La. Admin. Code tit. 50 § III-2313

Current through Register Vol. 50, No. 11, November 20, 2024
Section III-2313 - Medically Needy Program
A. The Medically Needy Program (MNP) provides Medicaid coverage when an individual's or family's income and/or resources are sufficient to meet basic needs in a categorical assistance program, but not sufficient to meet medical needs according to the MNP standards.
1. The income standard used in the MNP is the federal medically needy income eligibility standard (MNIES).
2. Resources are not applicable to modified adjusted gross income (MAGI) related MNP cases.
3. MNP eligibility cannot be considered prior to establishing income ineligibility in a categorically related assistance group.
B. MNP Eligibility Groups
1. Regular Medically Needy
a. Prior to the implementation of the MAGI income standards, parents who met all of the parent and caretaker relative (PCR) group categorical requirements and whose income was at or below the MNIES were eligible to receive Regular MNP benefits.

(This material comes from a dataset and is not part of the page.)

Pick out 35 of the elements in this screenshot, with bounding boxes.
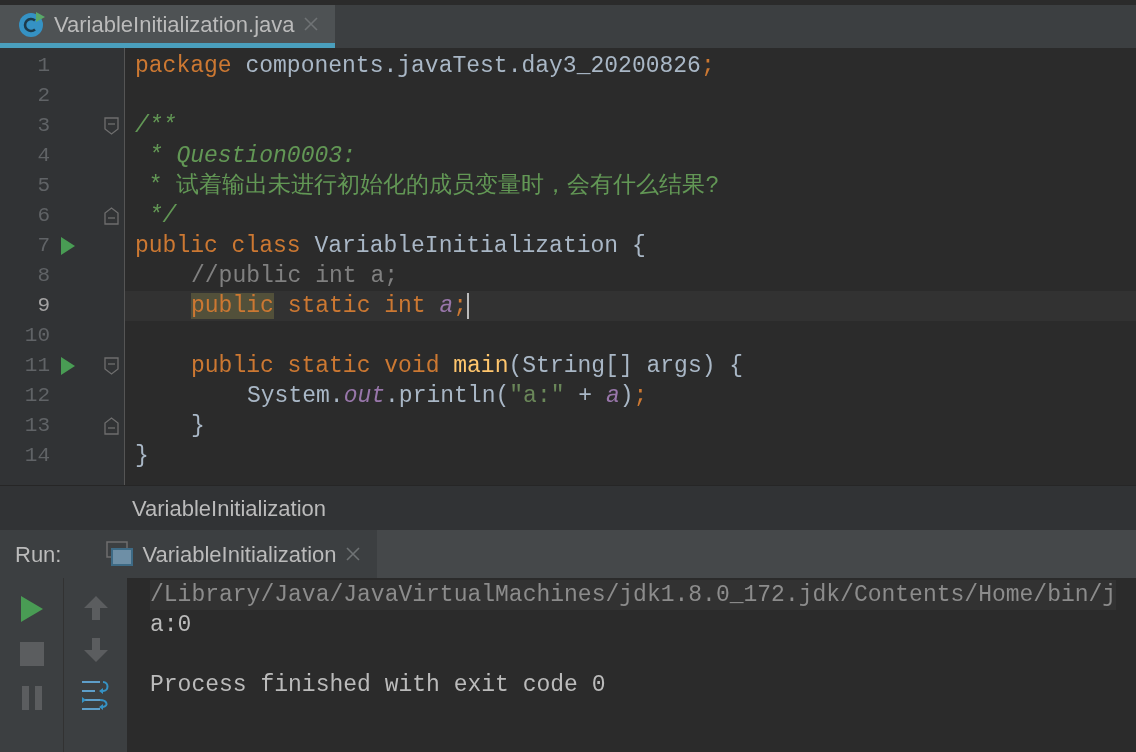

With the implementation of the MAGI-based methodology for determining income and household composition and the conversion of net income standards to MAGI equivalent income standards, individuals who would have been eligible for the Regular Medically Needy Program are now eligible to receive Medicaid benefits under the parent and caretaker relative eligibility group. Regular medically needy coverage is only applicable to individuals included in the MAGI-related category of assistance.
b. Individuals in the non-MAGI [formerly aged (A-), blind (B-), or disability (D-)] related assistance groups cannot receive Regular MNP.
c. The certification period for Regular MNP cannot exceed six months.
2. Spend-Down Medically Needy
a. Spend-Down MNP is considered after establishing financial ineligibility in categorically related Medicaid programs and excess income remains. Allowable medical bills/expenses incurred by the income unit, including skilled nursing facility coinsurance expenses, are used to reduce (spend-down) the income to the allowable MNP limits.
b. The following individuals may be considered for Spend-Down MNP:
i. individuals who meet all of the parent and caretaker relative group requirements;
ii. non-institutionalized individuals (non-MAGI related); and
iii. institutionalized individuals or couples (non-MAGI related) with Medicare co-insurance whose income has been spent down.
c. The certification period for spend-down MNP begins no earlier than the spend-down date and shall not exceed three months.
3. Long Term Care (LTC) Spend-Down MNP
a. Individuals residing in Medicaid LTC facilities, not on Medicare-coinsurance with resources within the limits, but whose income exceeds the special income limits (three times the current federal benefit rate), are eligible for LTC Spend-Down MNP.
C. The following services are covered in the Medically Needy Program:
1. inpatient and outpatient hospital services;
2. intermediate care facilities for persons with intellectual disabilities (ICF/ID) services;
3. intermediate care and skilled nursing facility (ICF and SNF) services;
4. physician services, including medical/surgical services by a dentist;
5. nurse midwife services;
6. certified registered nurse anesthetist (CRNA) and anesthesiologist services;
7. laboratory and x-ray services;
8. prescription drugs;
9. early and periodic screening, diagnosis and treatment (EPSDT) services;
10. rural health clinic services;
11. hemodialysis clinic services;
12. ambulatory surgical center services;
13. prenatal clinic services;
14. federally qualified health center services;
15. family planning services;
16. durable medical equipment;
17. rehabilitation services (physical therapy, occupational therapy, speech therapy);
18. nurse practitioner services;
19. medical transportation services (emergency and non-emergency);
20. home health services for individuals needing skilled nursing services;
21. chiropractic services;
22. optometry services;
23. podiatry services;
24. radiation therapy; and
25. behavioral health services.

La. Admin. Code tit. 50, § III-2313

Promulgated by the Department of Health, Bureau of Health Services Financing, LR 421888 (11/1/2016).
AUTHORITY NOTE: Promulgated in accordance with R.S. 36:254 and Title XIX of the Social Security Act.